THE MAGIS IN THE LIFE OF ST. IGNATIUS
The word “Magis” which is a major term in the spirituality of St. Ignatius has often been rendered “More”. It is in fact the adverbial form of the adjective “maior,” and can be translated “to a greater extent” or “more nearly” in addition to “the more.”
In the life of Ignatius, however the “Magis” was more than a word or a term, it was an attitude. Ignatius possessed this attitude even before his conversion from knight for king, to knight for God. He always wanted to do better; to do more. He was never content with the status quo, with the tried and tested. For him mediocrity was never an option. He was constantly looking for ways and means to impress his king and win the queen of his heart. This attitude showed itself in his bravery, daring and courage both in battle and at other times. The “Magis” at this time and even in the initial years after his “conversion” was about DOING MORE. After his “conversion”, however, it was about “doing more” for God the heavenly king. He believed that if the saints before him could do so much for God, he too could do it as well and even better. Thus he was constantly searching for newer, better and more challenging ways of doing things. This desire to do more, sometimes led to extremes. Thus he would undergo rigorous fasts and punish his body in the hope that he could bring it under control. He would undertake night vigils and spend long hours in prayer in the hope that he would be considered as one who had gone beyond; who had done more.
Even as he “did” these things for God a transformation was taking place and indeed took place definitively on the banks of the river Cardoner. This experience is arguably the most significant of Ignatius’ life. He did not describe what actually happened except to say that he received from God at that moment such clarity that it lasted with him for the rest of his life. All that he had “done” in the past, all that he wanted to “do” in the future for God seemed now so insignificant, temporary and passing. Now all that mattered to him was “to be”. After this experience, Ignatius became a different man. If before the experience his focus was on action alone, now it was on “being”. He began to see things with other eyes than those he had. He now began to see with the eyes of his heart. This was for Ignatius the point of departure from his past orientation to a newer and better orientation. Since the experience that he had was not an end in itself, Ignatius wanted to share it with others. He did so in the Spiritual exercises and especially at the start of the Second Week where he states: "I will ask for an intimate knowledge of Our Lord, who has become man for me, that I may love Him more and follow Him more closely." (Sp Ex 104). This means that for Ignatius, the “Magis” now became not so much “doing” as “being”. The focus was now a relationship with Christ and a deepening and intensifying of that relationship.
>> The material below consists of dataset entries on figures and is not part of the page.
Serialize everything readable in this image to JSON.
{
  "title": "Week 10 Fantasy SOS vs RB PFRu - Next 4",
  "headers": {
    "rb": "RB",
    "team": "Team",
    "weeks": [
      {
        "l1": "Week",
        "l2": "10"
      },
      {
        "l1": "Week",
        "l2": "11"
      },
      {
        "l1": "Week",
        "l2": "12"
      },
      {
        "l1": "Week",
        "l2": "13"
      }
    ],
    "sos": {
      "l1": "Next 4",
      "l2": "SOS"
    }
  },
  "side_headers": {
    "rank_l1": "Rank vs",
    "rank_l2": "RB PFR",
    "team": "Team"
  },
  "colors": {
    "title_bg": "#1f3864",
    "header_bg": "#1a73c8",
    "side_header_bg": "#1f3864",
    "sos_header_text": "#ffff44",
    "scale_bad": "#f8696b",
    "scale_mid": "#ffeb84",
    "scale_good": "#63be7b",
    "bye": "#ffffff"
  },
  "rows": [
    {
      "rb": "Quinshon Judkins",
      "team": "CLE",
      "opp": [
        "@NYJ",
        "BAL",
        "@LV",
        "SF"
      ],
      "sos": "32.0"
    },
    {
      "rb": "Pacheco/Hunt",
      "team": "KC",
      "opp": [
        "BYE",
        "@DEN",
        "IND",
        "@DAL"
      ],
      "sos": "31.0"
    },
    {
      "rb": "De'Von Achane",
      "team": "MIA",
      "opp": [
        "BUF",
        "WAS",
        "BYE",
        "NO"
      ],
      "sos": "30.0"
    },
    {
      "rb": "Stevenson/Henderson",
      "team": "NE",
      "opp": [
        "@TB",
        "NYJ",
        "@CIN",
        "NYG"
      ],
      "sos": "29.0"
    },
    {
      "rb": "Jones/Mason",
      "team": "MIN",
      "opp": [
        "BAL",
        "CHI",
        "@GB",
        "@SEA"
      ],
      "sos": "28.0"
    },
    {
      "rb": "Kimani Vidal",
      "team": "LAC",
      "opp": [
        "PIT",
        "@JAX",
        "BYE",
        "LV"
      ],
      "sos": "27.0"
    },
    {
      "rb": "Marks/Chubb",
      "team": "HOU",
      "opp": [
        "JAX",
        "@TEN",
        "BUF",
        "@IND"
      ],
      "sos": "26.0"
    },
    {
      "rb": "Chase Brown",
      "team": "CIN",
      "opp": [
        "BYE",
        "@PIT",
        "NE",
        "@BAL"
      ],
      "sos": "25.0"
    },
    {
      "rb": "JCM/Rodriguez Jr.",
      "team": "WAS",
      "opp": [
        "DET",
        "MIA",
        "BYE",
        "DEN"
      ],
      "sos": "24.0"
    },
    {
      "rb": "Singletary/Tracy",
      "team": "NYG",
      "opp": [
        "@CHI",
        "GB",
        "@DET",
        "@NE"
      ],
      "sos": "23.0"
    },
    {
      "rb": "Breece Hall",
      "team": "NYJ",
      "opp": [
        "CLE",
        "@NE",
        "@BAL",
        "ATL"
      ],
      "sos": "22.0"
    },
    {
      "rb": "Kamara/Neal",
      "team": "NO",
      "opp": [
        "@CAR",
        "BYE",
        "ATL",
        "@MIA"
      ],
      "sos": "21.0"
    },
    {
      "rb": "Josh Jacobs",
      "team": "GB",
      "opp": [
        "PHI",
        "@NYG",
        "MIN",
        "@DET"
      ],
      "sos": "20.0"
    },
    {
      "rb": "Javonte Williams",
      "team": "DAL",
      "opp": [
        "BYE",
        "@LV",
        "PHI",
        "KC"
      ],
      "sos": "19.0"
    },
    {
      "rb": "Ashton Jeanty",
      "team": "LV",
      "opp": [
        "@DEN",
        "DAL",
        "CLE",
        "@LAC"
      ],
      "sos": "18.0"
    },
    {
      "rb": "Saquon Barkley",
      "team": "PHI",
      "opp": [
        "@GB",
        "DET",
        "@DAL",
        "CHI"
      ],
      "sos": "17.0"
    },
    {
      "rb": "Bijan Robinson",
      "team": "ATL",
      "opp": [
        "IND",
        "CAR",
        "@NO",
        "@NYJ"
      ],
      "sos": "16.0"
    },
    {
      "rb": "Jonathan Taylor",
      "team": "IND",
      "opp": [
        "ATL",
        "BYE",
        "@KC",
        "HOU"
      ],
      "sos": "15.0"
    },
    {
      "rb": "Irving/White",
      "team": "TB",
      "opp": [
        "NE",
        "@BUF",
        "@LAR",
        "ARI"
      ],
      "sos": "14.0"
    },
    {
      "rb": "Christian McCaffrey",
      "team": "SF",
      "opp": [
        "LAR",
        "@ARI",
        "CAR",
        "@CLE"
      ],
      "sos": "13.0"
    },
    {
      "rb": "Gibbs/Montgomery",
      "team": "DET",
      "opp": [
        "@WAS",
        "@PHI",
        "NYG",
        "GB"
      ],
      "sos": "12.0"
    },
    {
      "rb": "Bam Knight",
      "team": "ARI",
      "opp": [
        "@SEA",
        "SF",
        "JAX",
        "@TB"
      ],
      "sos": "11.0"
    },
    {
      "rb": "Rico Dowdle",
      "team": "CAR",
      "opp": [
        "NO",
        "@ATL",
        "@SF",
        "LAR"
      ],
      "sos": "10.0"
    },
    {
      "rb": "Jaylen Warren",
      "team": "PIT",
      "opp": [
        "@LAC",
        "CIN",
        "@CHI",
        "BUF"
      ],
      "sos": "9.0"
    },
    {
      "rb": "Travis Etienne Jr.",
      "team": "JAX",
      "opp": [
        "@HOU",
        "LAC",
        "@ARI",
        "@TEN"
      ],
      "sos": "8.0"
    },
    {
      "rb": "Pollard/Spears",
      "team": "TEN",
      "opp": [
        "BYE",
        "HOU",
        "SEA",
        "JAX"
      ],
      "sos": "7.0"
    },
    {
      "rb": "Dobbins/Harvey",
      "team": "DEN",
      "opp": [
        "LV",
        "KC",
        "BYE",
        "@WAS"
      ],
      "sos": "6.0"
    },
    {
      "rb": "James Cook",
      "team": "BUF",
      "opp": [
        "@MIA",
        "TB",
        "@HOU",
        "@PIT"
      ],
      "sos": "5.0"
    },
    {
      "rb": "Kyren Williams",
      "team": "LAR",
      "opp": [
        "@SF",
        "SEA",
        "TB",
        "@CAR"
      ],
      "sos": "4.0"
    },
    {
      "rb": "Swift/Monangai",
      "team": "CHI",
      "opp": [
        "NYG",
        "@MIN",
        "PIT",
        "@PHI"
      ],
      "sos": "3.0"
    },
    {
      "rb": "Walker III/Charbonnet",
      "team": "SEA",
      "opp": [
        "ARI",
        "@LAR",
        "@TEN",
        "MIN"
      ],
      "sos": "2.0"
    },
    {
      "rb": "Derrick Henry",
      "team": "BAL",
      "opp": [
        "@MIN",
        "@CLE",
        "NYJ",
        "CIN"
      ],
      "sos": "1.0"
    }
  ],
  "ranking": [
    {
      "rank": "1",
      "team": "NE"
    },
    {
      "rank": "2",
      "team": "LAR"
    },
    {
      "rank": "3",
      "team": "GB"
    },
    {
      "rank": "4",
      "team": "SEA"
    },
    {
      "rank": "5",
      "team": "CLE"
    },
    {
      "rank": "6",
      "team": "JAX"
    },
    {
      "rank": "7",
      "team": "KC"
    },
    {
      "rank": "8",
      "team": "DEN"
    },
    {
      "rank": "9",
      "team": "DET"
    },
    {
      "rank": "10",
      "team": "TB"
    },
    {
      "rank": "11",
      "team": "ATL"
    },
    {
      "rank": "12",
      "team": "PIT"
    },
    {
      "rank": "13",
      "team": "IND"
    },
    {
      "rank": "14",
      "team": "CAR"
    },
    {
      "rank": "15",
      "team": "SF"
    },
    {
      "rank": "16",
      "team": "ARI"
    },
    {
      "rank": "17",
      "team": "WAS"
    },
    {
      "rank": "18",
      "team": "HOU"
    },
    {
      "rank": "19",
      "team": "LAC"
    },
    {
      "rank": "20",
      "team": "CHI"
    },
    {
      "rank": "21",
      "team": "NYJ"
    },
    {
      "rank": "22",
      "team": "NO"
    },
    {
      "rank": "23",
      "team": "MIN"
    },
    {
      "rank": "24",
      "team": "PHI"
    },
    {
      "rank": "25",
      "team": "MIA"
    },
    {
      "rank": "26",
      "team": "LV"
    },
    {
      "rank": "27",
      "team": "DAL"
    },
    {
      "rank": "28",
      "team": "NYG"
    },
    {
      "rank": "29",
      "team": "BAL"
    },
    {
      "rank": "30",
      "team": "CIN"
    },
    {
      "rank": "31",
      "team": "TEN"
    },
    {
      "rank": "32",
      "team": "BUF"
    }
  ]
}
It is in this context that the Ignatian notion of “indifference” must be read, understood and interpreted. Indifference in Ignatian spirituality does not mean an attitude of callousness, insensitivity or inconsiderateness. It means exactly the opposite. It means sensitivity, considerateness and concern. It means that precisely because one is so concerned and involved, one possesses a sense of detachment to such an extent that one will not desire what one wants but always and every time what God wants. God’s will, becomes the norm and guiding light. Thus, one will choose and opt for poverty rather than riches, dishonour rather than honour and humility rather than arrogance and pride only because this fits in with God’s plan. When one is to choose between two “goods”, one will choose that which one gives God greater glory.
The “Magis” is thus not so much a quality that one possesses but an attitude. It permeates all that an individual is and therefore does. The man or woman of the “Magis” is constantly driven to rediscover, redefine and reach out for the more, the newer, the better only because that is what God wants for him or her. Then the good becomes better, the better becomes better still and the better still becomes still better. The man or woman of the “Magis” is one who is bold with a holy boldness which has its roots in Jesus and in Jesus’ relationship with the Father. Everything that such a person does flows from this relationship.
In a day and in an age when a person’s worth is often measured by what he or she has or possesses, the “Magis” of Ignatius comes as a breath of fresh air. When so many are striving to “achieve” greatness by increasing their possessions and material wealth, the Magis invites and challenges us to focus not on having but “on being”. When so many are placing their trust in externals and property, the Magis invites us to realise the temporariness and passing nature of all things and that God alone is eternal and permanent. When so many have made “things” ends in themselves and are possessed by them rather than possessing them, the Magis challenges us to realise that the basic reason of our creation and existence is to praise, reverence and serve God alone. It is then that we realise the truth of the Latin phrase “Deus semper maior” which literally means “God is more”, but which really means “God is the Magis”.